Enquanto a trama da superfície fica responsável por desmembrar Shadysiders, o plot subterrâneo de Cindy e Alice (Ryan Simpkins) mergulha mais profundamente nas artimanhas de Sarah Fier. No segundo longa, a bruxa é retratada como uma verdadeira vilã, que quer, a todo custo, impedir que aqueles adolescentes quebrem sua maldição. Através de um labirinto de cavernas, Sarah ganha personalidade e contornos mais vívidos na história, dando palhinhas de suas falecidas vítimas e provocando o subconsciente das jovens. A mitologia ao redor da bruxa também ganhou uma grande e horrenda gosma para chamar de sua, que, aparentemente, só serve para gerar assassinos, fornecer o exército de moscas que assombram a trilogia e, bem, ser nojenta.
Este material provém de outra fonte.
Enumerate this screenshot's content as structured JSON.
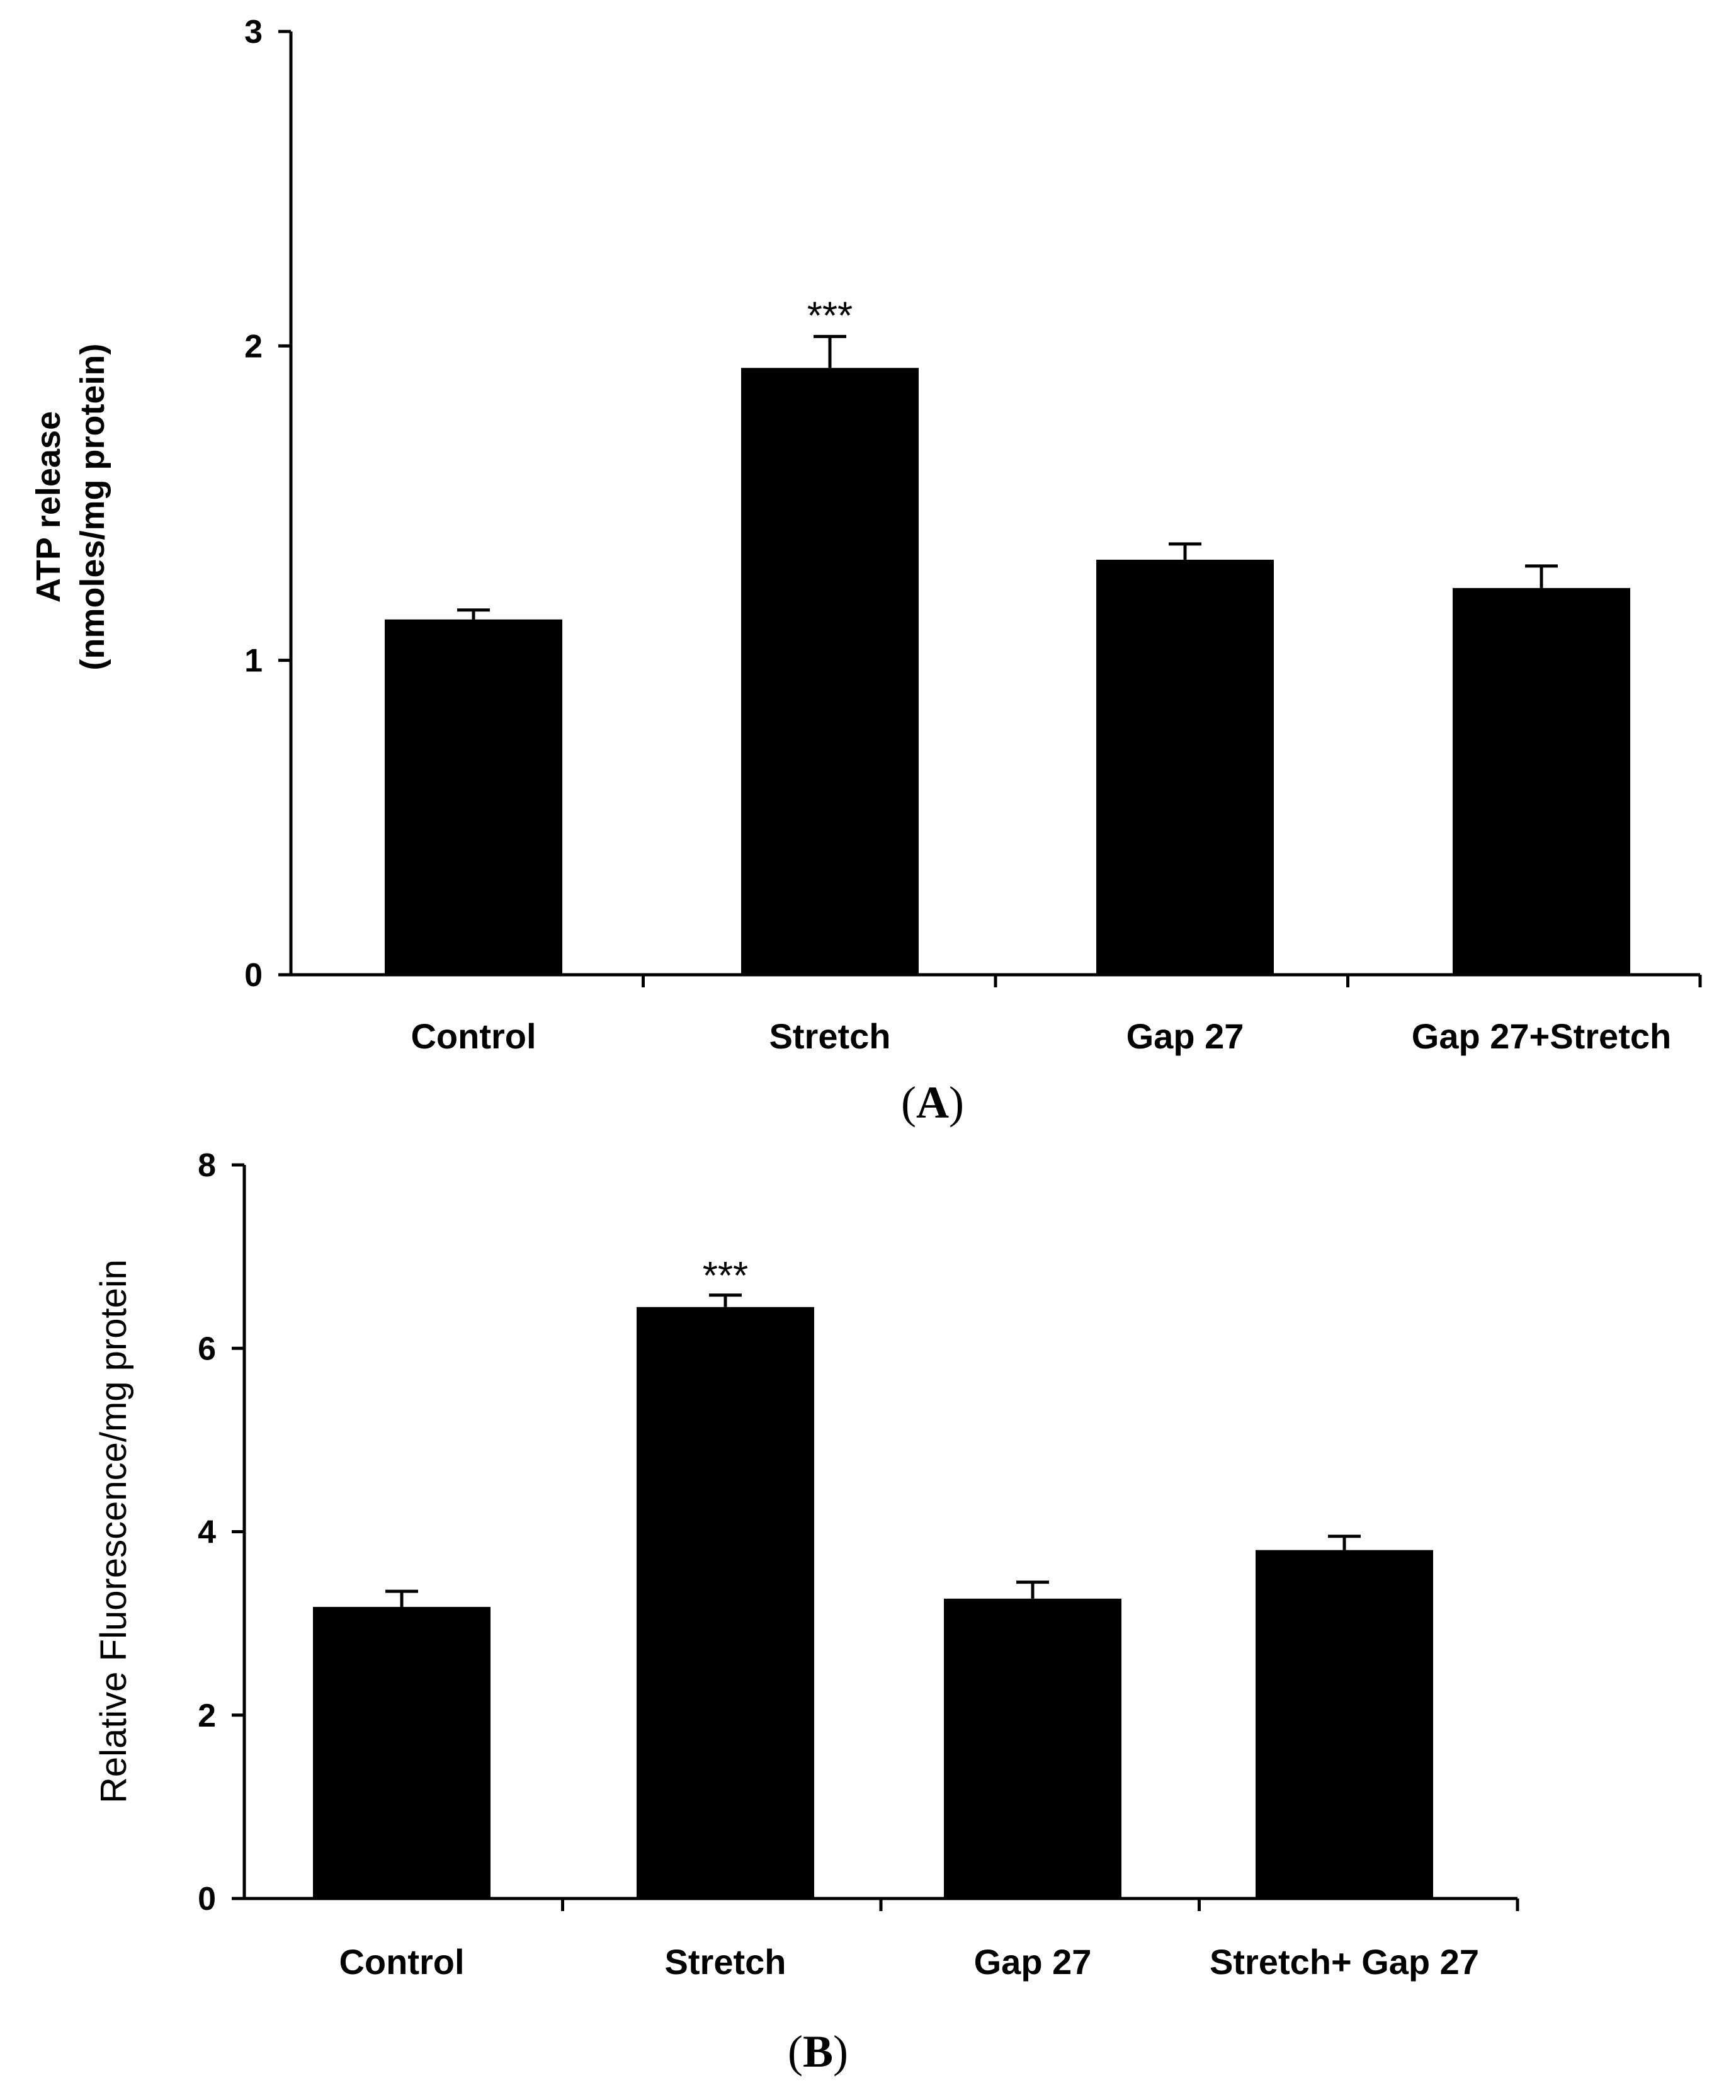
{
  "chart_data": [
    {
      "type": "bar",
      "panel_label": "A",
      "title": "",
      "xlabel": "",
      "ylabel": [
        "ATP release",
        "(nmoles/mg protein)"
      ],
      "ylim": [
        0,
        3
      ],
      "yticks": [
        "0",
        "1",
        "2",
        "3"
      ],
      "categories": [
        "Control",
        "Stretch",
        "Gap 27",
        "Gap 27+Stretch"
      ],
      "values": [
        1.13,
        1.93,
        1.32,
        1.23
      ],
      "errors": [
        0.03,
        0.1,
        0.05,
        0.07
      ],
      "annotations": [
        {
          "category": "Stretch",
          "text": "***"
        }
      ],
      "bar_color": "#000000"
    },
    {
      "type": "bar",
      "panel_label": "B",
      "title": "",
      "xlabel": "",
      "ylabel": [
        "Relative Fluorescence/mg protein"
      ],
      "ylim": [
        0,
        8
      ],
      "yticks": [
        "0",
        "2",
        "4",
        "6",
        "8"
      ],
      "categories": [
        "Control",
        "Stretch",
        "Gap 27",
        "Stretch+ Gap 27"
      ],
      "values": [
        3.18,
        6.45,
        3.27,
        3.8
      ],
      "errors": [
        0.17,
        0.13,
        0.18,
        0.15
      ],
      "annotations": [
        {
          "category": "Stretch",
          "text": "***"
        }
      ],
      "bar_color": "#000000"
    }
  ]
}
Como se não soubéssemos que tudo daria errado e voltaria a acontecer 16 anos depois, assistir a sequência final de Fear Street: 1978 espanta tanto pela beleza quanto pela violência da cena, como se A Criação de Adão tivesse sido pintada pelas garras sangrentas de Wes Craven. Sarah Fier definitivamente não estava para brincadeira com esse lance de vingança, e Leigh Janiak faz questão de deixar isso claro ao fechar seu filme.

Irreverente, astuto e espirituoso, Rua do Medo: 1978 – Parte 2 é aquilo que os apaixonados por slashers esperam ao dar play em uma obra que se propõe a revigorar o gênero. Apesar da necessidade gritante do roteiro de explicar tudo ao espectador como se fôssemos amebas, o magnetismo da segunda parte da trilogia contagia o suficiente para que o gancho final seja dado com eficiência. Agora, cabe ao passado desenterrar a ossada de Sarah Fier e questionar até que ponto Shadyside é responsável por suas próprias maldições.